The border agency shows up at his door late at night. He’s undressed, standing in the room with his flatmate while they search through everything he owns. It doesn’t matter how long he’s been in the country—they arrest him and take him in handcuffs to the police station. They don’t allow him to take any evidence or paperwork with him.

When the door closes, he doesn’t know what it means yet. He doesn’t know that it means an end to his freedom for the next three years.

This man is just one of many in the U.K. who have been detained in centers for undocumented immigrants. In a Levitt Center talk “Refugee Tales: Ethical and Effective Storytelling,” Anna Pincus and David Herd led a discussion on the Refugee Tales project, an initiative which aims to collect stories from migrants and refugees in Britain.

The U.K. is the only country that detains people indefinitely in detention centers, sometimes for up to 9 years. In 2017, there were 27,000 people detained in removal enters across the country.
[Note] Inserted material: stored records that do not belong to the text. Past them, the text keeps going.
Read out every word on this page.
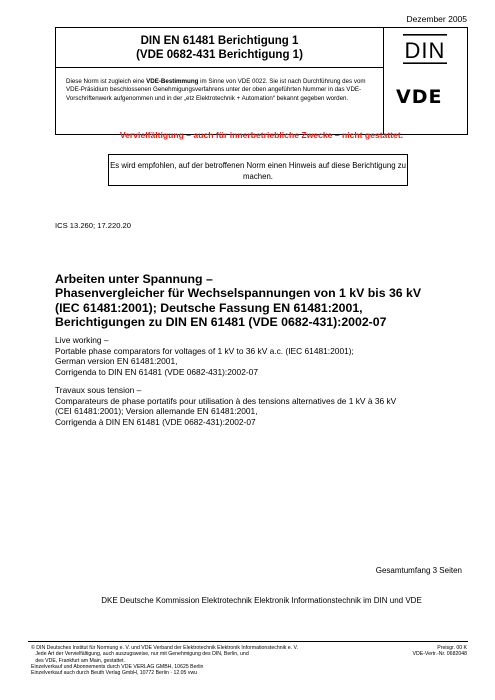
Dezember 2005
DIN EN 61481 Berichtigung 1
(VDE 0682-431 Berichtigung 1)
Diese Norm ist zugleich eine VDE-Bestimmung im Sinne von VDE 0022. Sie ist nach Durchführung des vom VDE-Präsidium beschlossenen Genehmigungsverfahrens unter der oben angeführten Nummer in das VDE-Vorschriftenwerk aufgenommen und in der „etz Elektrotechnik + Automation“ bekannt gegeben worden.
DIN
VDE
Vervielfältigung – auch für innerbetriebliche Zwecke – nicht gestattet.
Es wird empfohlen, auf der betroffenen Norm einen Hinweis auf diese Berichtigung zu machen.
ICS 13.260; 17.220.20
Arbeiten unter Spannung –
Phasenvergleicher für Wechselspannungen von 1 kV bis 36 kV
(IEC 61481:2001); Deutsche Fassung EN 61481:2001,
Berichtigungen zu DIN EN 61481 (VDE 0682-431):2002-07
Live working –
Portable phase comparators for voltages of 1 kV to 36 kV a.c. (IEC 61481:2001);
German version EN 61481:2001,
Corrigenda to DIN EN 61481 (VDE 0682-431):2002-07
Travaux sous tension –
Comparateurs de phase portatifs pour utilisation à des tensions alternatives de 1 kV à 36 kV
(CEI 61481:2001); Version allemande EN 61481:2001,
Corrigenda à DIN EN 61481 (VDE 0682-431):2002-07
Gesamtumfang 3 Seiten
DKE Deutsche Kommission Elektrotechnik Elektronik Informationstechnik im DIN und VDE
© DIN Deutsches Institut für Normung e. V. und VDE Verband der Elektrotechnik Elektronik Informationstechnik e. V.
Jede Art der Vervielfältigung, auch auszugsweise, nur mit Genehmigung des DIN, Berlin, und
des VDE, Frankfurt am Main, gestattet.
Einzelverkauf und Abonnements durch VDE VERLAG GMBH, 10625 Berlin
Einzelverkauf auch durch Beuth Verlag GmbH, 10772 Berlin · 12.05 vwu
Preisgr. 00 K
VDE-Vertr.-Nr. 0682048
In such a hostile and dehumanizing environment, just being a listener is a revolutionary act. People felt invisible, like their stories weren’t being heard. We had to find some way of responding to that need.
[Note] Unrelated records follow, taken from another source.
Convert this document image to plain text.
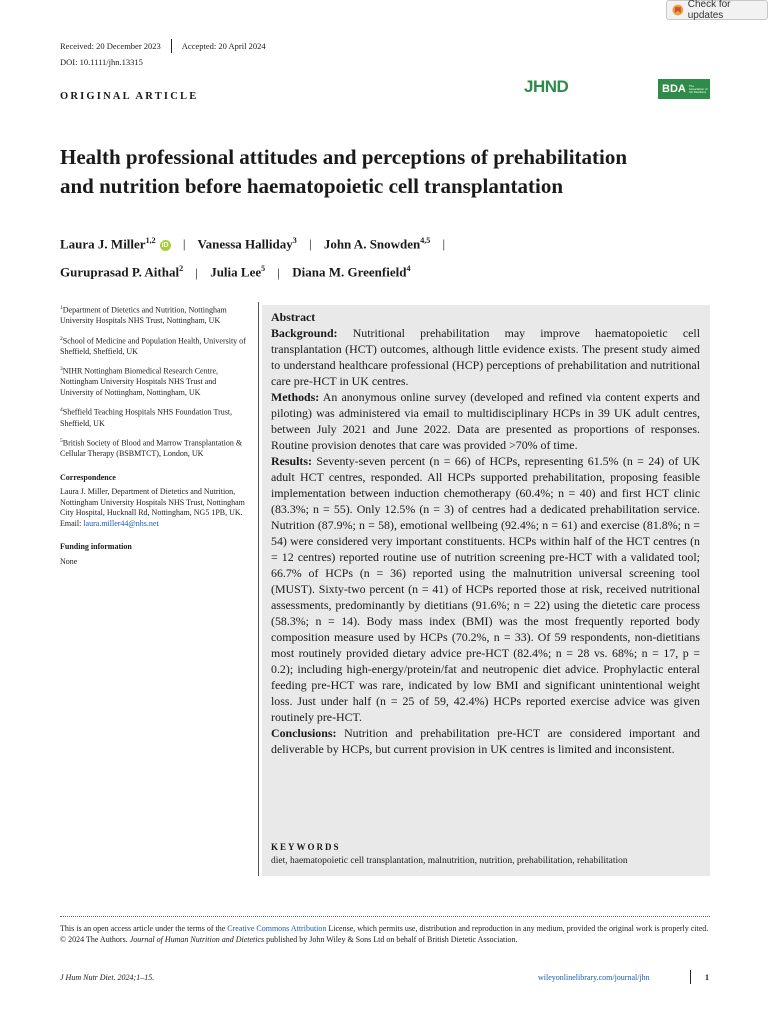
Check for updates
Received: 20 December 2023 Accepted: 20 April 2024
DOI: 10.1111/jhn.13315
ORIGINAL ARTICLE
JHND	BDA The Association of UK Dietitians
Health professional attitudes and perceptions of prehabilitation
and nutrition before haematopoietic cell transplantation
Laura J. Miller$^{1,2}$iD | Vanessa Halliday$^3$ | John A. Snowden$^{4,5}$ |
Guruprasad P. Aithal$^2$ | Julia Lee$^5$ | Diana M. Greenfield$^4$
$^1$Department of Dietetics and Nutrition, Nottingham University Hospitals NHS Trust, Nottingham, UK
$^2$School of Medicine and Population Health, University of Sheffield, Sheffield, UK
$^3$NIHR Nottingham Biomedical Research Centre, Nottingham University Hospitals NHS Trust and University of Nottingham, Nottingham, UK
$^4$Sheffield Teaching Hospitals NHS Foundation Trust, Sheffield, UK
$^5$British Society of Blood and Marrow Transplantation & Cellular Therapy (BSBMTCT), London, UK
Correspondence
Laura J. Miller, Department of Dietetics and Nutrition, Nottingham University Hospitals NHS Trust, Nottingham City Hospital, Hucknall Rd, Nottingham, NG5 1PB, UK. Email: laura.miller44@nhs.net
Funding information
None

Abstract

Background: Nutritional prehabilitation may improve haematopoietic cell transplantation (HCT) outcomes, although little evidence exists. The present study aimed to understand healthcare professional (HCP) perceptions of prehabilitation and nutritional care pre-HCT in UK centres.

Methods: An anonymous online survey (developed and refined via content experts and piloting) was administered via email to multidisciplinary HCPs in 39 UK adult centres, between July 2021 and June 2022. Data are presented as proportions of responses. Routine provision denotes that care was provided >70% of time.

Results: Seventy-seven percent (n = 66) of HCPs, representing 61.5% (n = 24) of UK adult HCT centres, responded. All HCPs supported prehabilitation, proposing feasible implementation between induction chemotherapy (60.4%; n = 40) and first HCT clinic (83.3%; n = 55). Only 12.5% (n = 3) of centres had a dedicated prehabilitation service. Nutrition (87.9%; n = 58), emotional wellbeing (92.4%; n = 61) and exercise (81.8%; n = 54) were considered very important constituents. HCPs within half of the HCT centres (n = 12 centres) reported routine use of nutrition screening pre-HCT with a validated tool; 66.7% of HCPs (n = 36) reported using the malnutrition universal screening tool (MUST). Sixty-two percent (n = 41) of HCPs reported those at risk, received nutritional assessments, predominantly by dietitians (91.6%; n = 22) using the dietetic care process (58.3%; n = 14). Body mass index (BMI) was the most frequently reported body composition measure used by HCPs (70.2%, n = 33). Of 59 respondents, non-dietitians most routinely provided dietary advice pre-HCT (82.4%; n = 28 vs. 68%; n = 17, p = 0.2); including high-energy/protein/fat and neutropenic diet advice. Prophylactic enteral feeding pre-HCT was rare, indicated by low BMI and significant unintentional weight loss. Just under half (n = 25 of 59, 42.4%) HCPs reported exercise advice was given routinely pre-HCT.

Conclusions: Nutrition and prehabilitation pre-HCT are considered important and deliverable by HCPs, but current provision in UK centres is limited and inconsistent.

KEYWORDS
diet, haematopoietic cell transplantation, malnutrition, nutrition, prehabilitation, rehabilitation
This is an open access article under the terms of the Creative Commons Attribution License, which permits use, distribution and reproduction in any medium, provided the original work is properly cited.
© 2024 The Authors. Journal of Human Nutrition and Dietetics published by John Wiley & Sons Ltd on behalf of British Dietetic Association.
J Hum Nutr Diet. 2024;1–15.	wileyonlinelibrary.com/journal/jhn	1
Not only do these detentions cause mental harm like post-traumatic stress disorder, but they play a part in a deeply unjust system. Detainees are met with endless obstacles to securing their freedom, including lack of representation, legal manipulation by the court, and regulations designed to keep them from proving their candidacy for citizenship.

“People come to the U.K. to seek sanctuary and they find themselves in indefinite detention,” Pincus said. “In such a hostile and dehumanizing environment, just being a listener is a revolutionary act. People felt invisible, like their stories weren’t being heard. We had to find some way of responding to that need.”

The Refugee Tales project aims to collect the stories of detainees in a book. Working in collaboration with those who have directly experienced the U.K. asylum system, the Refugee Tales project uses Chaucer’s poems as a model to broadcast these stories to the world. The group walks across the countryside and tells the stories along the way, stopping in communities to communicate the experiences of migration and showing what indefinite detention means—and what the consequences can be for innocent lives.

Walking not only circulates these stories, but it also makes refugees, asylum seekers, and detainees visible to the community. Herd sees this as a form of power in itself, a way to “reclaim the landscape of England.”

These stories don’t just expose some of the injustices of the system, but Pincus argues that this is ultimately one of the most effective ways to create political change: “The visceral power of the tale does the work for us,” she said. “It’s a tool for us to have conversations with parliamentarians. It shows the deep and transformative power in the simple act of sharing stories.”